Comparing row access for Matrix vs Vector of Vector doesn’t make sense because if you wanted that optimized you would have transposed the Matrix. A fair comparison would be to measure the best case scenario for both vs worst case scenario for both, i.e. row acces for Matrix, and accesing the n-th element out of all the Vector of Vectors.
That’s not doing a column-wise sum — it’s identical to sum(vv[j]):
julia> vv = [rand(4) for _ in 1:10];
julia> sum(vv[:][3])
1.664930579622523
julia> sum(vv[3])
1.664930579622523
julia> sum(vv[i][3] for i in 1:10)
3.5584368084828224
This all just comes down to the operations you’re wanting to do and how important it is to eek out that last bit of performance.

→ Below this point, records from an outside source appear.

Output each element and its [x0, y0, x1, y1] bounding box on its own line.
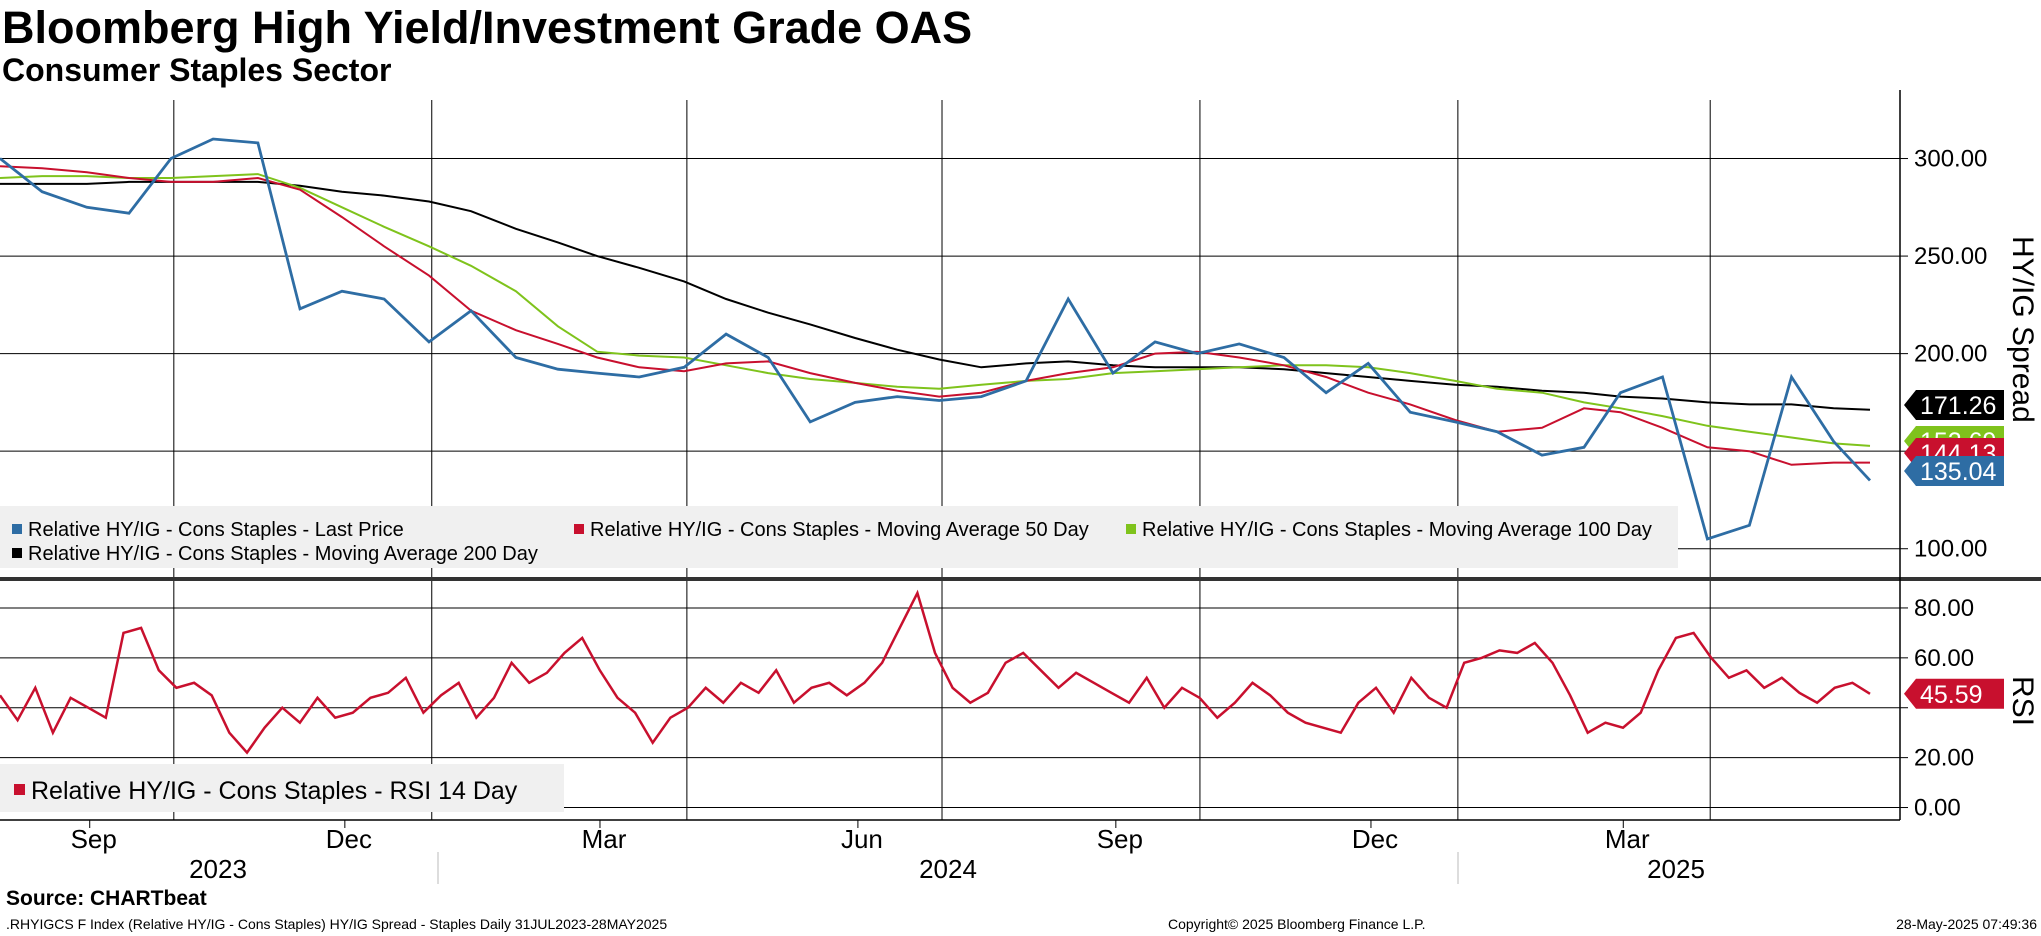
series-line-last [0, 137, 1872, 541]
x-month-label: Mar [1605, 824, 1650, 854]
upper-series-group [0, 137, 1872, 541]
value-tag-background [1904, 390, 2004, 420]
x-year-label: 2023 [189, 854, 247, 884]
y-tick-label: 20.00 [1914, 745, 1974, 772]
y-axis-title: HY/IG Spread [2006, 236, 2039, 423]
x-month-label: Mar [582, 824, 627, 854]
legend-swatch-ma200 [12, 548, 22, 558]
grid-lines [0, 100, 1900, 820]
upper-legend-box [0, 506, 1678, 568]
rsi-last-value-tag: 45.59 [1904, 678, 2004, 709]
y-tick-label: 250.00 [1914, 243, 1987, 270]
value-tag-text: 45.59 [1920, 681, 1983, 709]
x-axis-labels: Sep Dec Mar Jun Sep Dec Mar 2023 2024 2025 [71, 820, 1705, 884]
legend-swatch-ma50 [574, 524, 584, 534]
last-value-tag-last: 135.04 [1904, 456, 2004, 486]
series-line-ma50 [0, 165, 1870, 466]
x-month-label: Sep [1097, 824, 1143, 854]
legend-label-ma200: Relative HY/IG - Cons Staples - Moving A… [28, 543, 538, 565]
y-tick-label: 0.00 [1914, 795, 1961, 822]
x-month-label: Dec [1352, 824, 1398, 854]
x-month-label: Jun [841, 824, 883, 854]
footer-copyright: Copyright© 2025 Bloomberg Finance L.P. [1168, 916, 1426, 932]
chart-title: Bloomberg High Yield/Investment Grade OA… [2, 2, 973, 53]
legend-swatch-ma100 [1126, 524, 1136, 534]
footer-timestamp: 28-May-2025 07:49:36 [1896, 916, 2037, 932]
lower-legend-box [0, 764, 564, 812]
rsi-line [0, 589, 1871, 755]
value-tag-background [1904, 678, 2004, 709]
footer-index-description: .RHYIGCS F Index (Relative HY/IG - Cons … [6, 916, 668, 932]
series-line-ma200 [0, 180, 1871, 411]
last-value-tag-ma200: 171.26 [1904, 390, 2004, 420]
value-tag-background [1904, 456, 2004, 486]
x-month-label: Sep [71, 824, 117, 854]
source-note: Source: CHARTbeat [6, 887, 207, 910]
legend-swatch-last [12, 524, 22, 534]
series-line-ma100 [0, 173, 1871, 447]
legend-swatch-rsi [14, 784, 25, 795]
y-tick-label: 200.00 [1914, 341, 1987, 368]
y-tick-label: 60.00 [1914, 645, 1974, 672]
lower-y-axis: 0.00 20.00 60.00 80.00 [1900, 595, 1974, 822]
value-tag-text: 171.26 [1920, 392, 1996, 420]
rsi-axis-title: RSI [2006, 676, 2039, 726]
legend-label-ma100: Relative HY/IG - Cons Staples - Moving A… [1142, 519, 1652, 541]
chart-subtitle: Consumer Staples Sector [2, 52, 392, 88]
x-month-label: Dec [326, 824, 372, 854]
legend-label-last: Relative HY/IG - Cons Staples - Last Pri… [28, 519, 404, 541]
value-tag-text: 135.04 [1920, 458, 1997, 486]
y-tick-label: 300.00 [1914, 146, 1987, 173]
x-year-label: 2024 [919, 854, 977, 884]
y-tick-label: 80.00 [1914, 595, 1974, 622]
y-tick-label: 100.00 [1914, 536, 1987, 563]
legend-label-ma50: Relative HY/IG - Cons Staples - Moving A… [590, 519, 1089, 541]
legend-label-rsi: Relative HY/IG - Cons Staples - RSI 14 D… [31, 777, 518, 805]
x-year-label: 2025 [1647, 854, 1705, 884]
upper-y-axis: 100.00 200.00 250.00 300.00 [1900, 146, 1987, 563]
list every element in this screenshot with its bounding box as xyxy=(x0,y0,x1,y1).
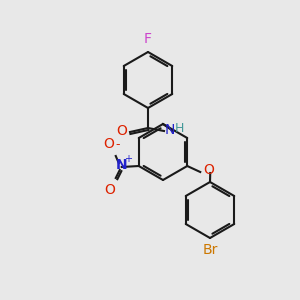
Text: +: + xyxy=(124,154,132,164)
Text: O: O xyxy=(203,163,214,177)
Text: F: F xyxy=(144,32,152,46)
Text: O: O xyxy=(116,124,127,138)
Text: Br: Br xyxy=(202,243,218,257)
Text: O: O xyxy=(104,183,115,197)
Text: H: H xyxy=(175,122,184,134)
Text: O: O xyxy=(103,137,114,151)
Text: N: N xyxy=(116,158,127,172)
Text: -: - xyxy=(116,139,120,152)
Text: N: N xyxy=(165,123,175,137)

Yes, in many cases, you can construct your own data structures that out-perform the builtin-matrix… but as you head off the beaten trail you may find more and more surprises like this. Note that column-wise vs. row-wise sums aren’t inherently many factors slower — Base’s built-in algorithms compensate for the storage structure and work hard to accommodate non-optimal access patterns. Try sum(A, 1) vs. sum(A, 2).

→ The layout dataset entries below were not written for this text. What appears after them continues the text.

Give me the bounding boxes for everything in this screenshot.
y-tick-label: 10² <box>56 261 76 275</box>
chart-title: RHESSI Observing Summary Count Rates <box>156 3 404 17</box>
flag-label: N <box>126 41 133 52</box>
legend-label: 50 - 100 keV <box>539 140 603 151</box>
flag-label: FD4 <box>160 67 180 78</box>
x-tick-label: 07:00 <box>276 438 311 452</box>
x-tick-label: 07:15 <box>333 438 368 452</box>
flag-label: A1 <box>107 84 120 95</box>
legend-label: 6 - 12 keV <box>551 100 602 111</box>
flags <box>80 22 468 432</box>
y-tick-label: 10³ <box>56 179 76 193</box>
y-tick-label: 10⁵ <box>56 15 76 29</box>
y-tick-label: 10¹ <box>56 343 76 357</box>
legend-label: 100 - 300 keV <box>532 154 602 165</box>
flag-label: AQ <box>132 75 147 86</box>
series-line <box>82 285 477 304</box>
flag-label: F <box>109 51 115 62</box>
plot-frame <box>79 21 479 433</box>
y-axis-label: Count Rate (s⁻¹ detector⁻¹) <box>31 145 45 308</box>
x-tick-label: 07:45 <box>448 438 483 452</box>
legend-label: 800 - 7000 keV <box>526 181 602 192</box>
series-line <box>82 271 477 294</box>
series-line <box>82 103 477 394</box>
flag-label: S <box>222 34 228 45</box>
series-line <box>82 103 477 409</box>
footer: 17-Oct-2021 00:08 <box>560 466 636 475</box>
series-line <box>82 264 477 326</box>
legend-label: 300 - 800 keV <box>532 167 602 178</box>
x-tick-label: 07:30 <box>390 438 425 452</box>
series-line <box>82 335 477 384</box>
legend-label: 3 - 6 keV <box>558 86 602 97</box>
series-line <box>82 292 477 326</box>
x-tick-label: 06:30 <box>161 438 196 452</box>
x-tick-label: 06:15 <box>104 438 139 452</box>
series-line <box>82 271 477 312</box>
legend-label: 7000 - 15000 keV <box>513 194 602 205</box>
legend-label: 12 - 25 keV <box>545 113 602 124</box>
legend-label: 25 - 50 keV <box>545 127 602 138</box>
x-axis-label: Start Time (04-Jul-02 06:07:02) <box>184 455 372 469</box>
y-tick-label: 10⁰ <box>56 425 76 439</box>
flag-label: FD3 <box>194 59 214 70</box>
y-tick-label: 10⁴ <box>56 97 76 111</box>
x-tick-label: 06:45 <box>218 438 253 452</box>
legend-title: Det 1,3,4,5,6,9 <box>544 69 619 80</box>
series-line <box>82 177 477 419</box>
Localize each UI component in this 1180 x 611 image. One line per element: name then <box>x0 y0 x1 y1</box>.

Yeah, sorry for my tangent — I was in no way advocating for using these as workarounds. I think I’ll try to split those posts out.
Wow, sum(mm, 1) is faster than any of the other row methods, including vv. This is having our cake (clear data structure) and eating (summing it quickly) too.
@mbauman, where is that sum(Array, dim) in the code - I can’t find it in Base/array*.jl? Is there a way to apply that approach to other methods (e.g. norm) which don’t have a dimension argument?
And hey, we’re not fighting here about Vector-Vector vs Matrix here… it’s the same language, same community, and do what you will with it.
Just to thank those who have chimed in and reiterate what I’m getting at here:
It is often sensible to generate time series data of the form an array of arrays, in that it logically makes sense to record variables associated with the same time slice to be a part of the same array.
It can make sense to use arrays of arrays over matrices in the event that there is variability in the size of the arrays at each time slice or the data recorded at each time slice is not all of the same type (i.e., a mix of floating point, integer, and categorical values)
It would be convenient, in the post processing step, to be able to have a concise way to extracting the components in order to look at their longitudinal variation. I have been doing this by creating new arrays and populating them, but I was curious to hear what others thought, or if there should be a better mechanism.